# How to Monitor a Teamscale Instance
To check and monitor the state of a Teamscale instance, the following options are available:
# Monitoring via Web UI
Teamscale provides many helpful metrics via the System Information view in the System perspective. In addition, the logs (e.g., Worker Log) can be helpful for diagnosis.
# API Endpoint for Nagios
The URLs api/health-check
and api/health-metrics
provide check results
and metrics in the Nagios format (opens new window).
This can be used with Nagios or compatible solutions, such as Sensu, to monitor the current health
status of Teamscale. To integrate on the command-line, see the
monitoring
directory in your Teamscale distribution.
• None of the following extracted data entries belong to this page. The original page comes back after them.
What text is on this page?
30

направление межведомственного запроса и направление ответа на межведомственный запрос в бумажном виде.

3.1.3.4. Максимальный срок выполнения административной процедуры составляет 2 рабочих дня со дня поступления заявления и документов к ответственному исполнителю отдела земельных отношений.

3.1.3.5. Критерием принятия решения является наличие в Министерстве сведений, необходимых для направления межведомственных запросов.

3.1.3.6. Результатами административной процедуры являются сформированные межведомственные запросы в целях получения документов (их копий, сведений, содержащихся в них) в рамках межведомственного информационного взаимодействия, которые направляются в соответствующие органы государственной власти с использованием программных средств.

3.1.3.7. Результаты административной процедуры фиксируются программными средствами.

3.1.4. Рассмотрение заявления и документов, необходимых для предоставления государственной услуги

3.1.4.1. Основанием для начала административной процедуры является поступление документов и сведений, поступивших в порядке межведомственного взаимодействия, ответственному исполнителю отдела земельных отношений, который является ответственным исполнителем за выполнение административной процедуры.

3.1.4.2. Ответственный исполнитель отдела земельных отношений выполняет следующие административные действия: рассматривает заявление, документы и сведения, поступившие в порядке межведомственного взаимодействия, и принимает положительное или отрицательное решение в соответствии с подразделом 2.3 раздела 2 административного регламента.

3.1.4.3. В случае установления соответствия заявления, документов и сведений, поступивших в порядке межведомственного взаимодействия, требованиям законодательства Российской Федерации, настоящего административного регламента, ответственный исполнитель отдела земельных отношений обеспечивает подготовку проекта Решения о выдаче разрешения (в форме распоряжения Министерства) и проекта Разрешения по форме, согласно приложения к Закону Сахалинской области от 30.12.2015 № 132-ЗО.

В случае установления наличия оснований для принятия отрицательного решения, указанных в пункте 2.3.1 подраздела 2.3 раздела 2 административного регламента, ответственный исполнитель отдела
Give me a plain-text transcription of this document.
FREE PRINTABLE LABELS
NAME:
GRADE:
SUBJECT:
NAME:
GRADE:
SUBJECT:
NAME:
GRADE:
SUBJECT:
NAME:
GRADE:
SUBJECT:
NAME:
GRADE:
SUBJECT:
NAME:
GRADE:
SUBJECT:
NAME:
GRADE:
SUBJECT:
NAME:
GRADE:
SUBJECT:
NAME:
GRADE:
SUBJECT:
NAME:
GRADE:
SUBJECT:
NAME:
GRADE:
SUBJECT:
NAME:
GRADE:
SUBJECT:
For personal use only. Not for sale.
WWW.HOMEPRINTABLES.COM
# API Endpoint for Prometheus
The URL api/monitoring/prometheus
exposes various metrics of Teamscale in the
Prometheus format (opens new window).
To enable this service, the environment variable
TS_PROMETHEUS_ENABLED
must be set to
true
. Additional protection of the
metrics can be provided by setting a secret token in the environment
variable TS_PROMETHEUS_TOKEN
. If this
is set, the URL becomes api/monitoring/prometheus?token=<secret-token>
.
# Forwarding Teamscale Logs to Splunk
Teamscale uses the Log4J logging framework and provides support for forwarding the generated logs to a Splunk server. Log forwarding can be configured using the Splunk logging for Java (opens new window) integration and Teamscale fully supports HTTP Event Collector (recommended) and TCP data inputs. See the default log4j2.yaml
Log4J configuration file in the Teamscale distribution Zip for an example configuration. For further configuration options refer to the official How to use Splunk logging for Java (opens new window) page. To reduce load on the Splunk server, consider adjusting the batch_interval
, batch_size_bytes
, or batch_size_count
of the Log4J appender for Splunk to reduce the frequency of log forwarding.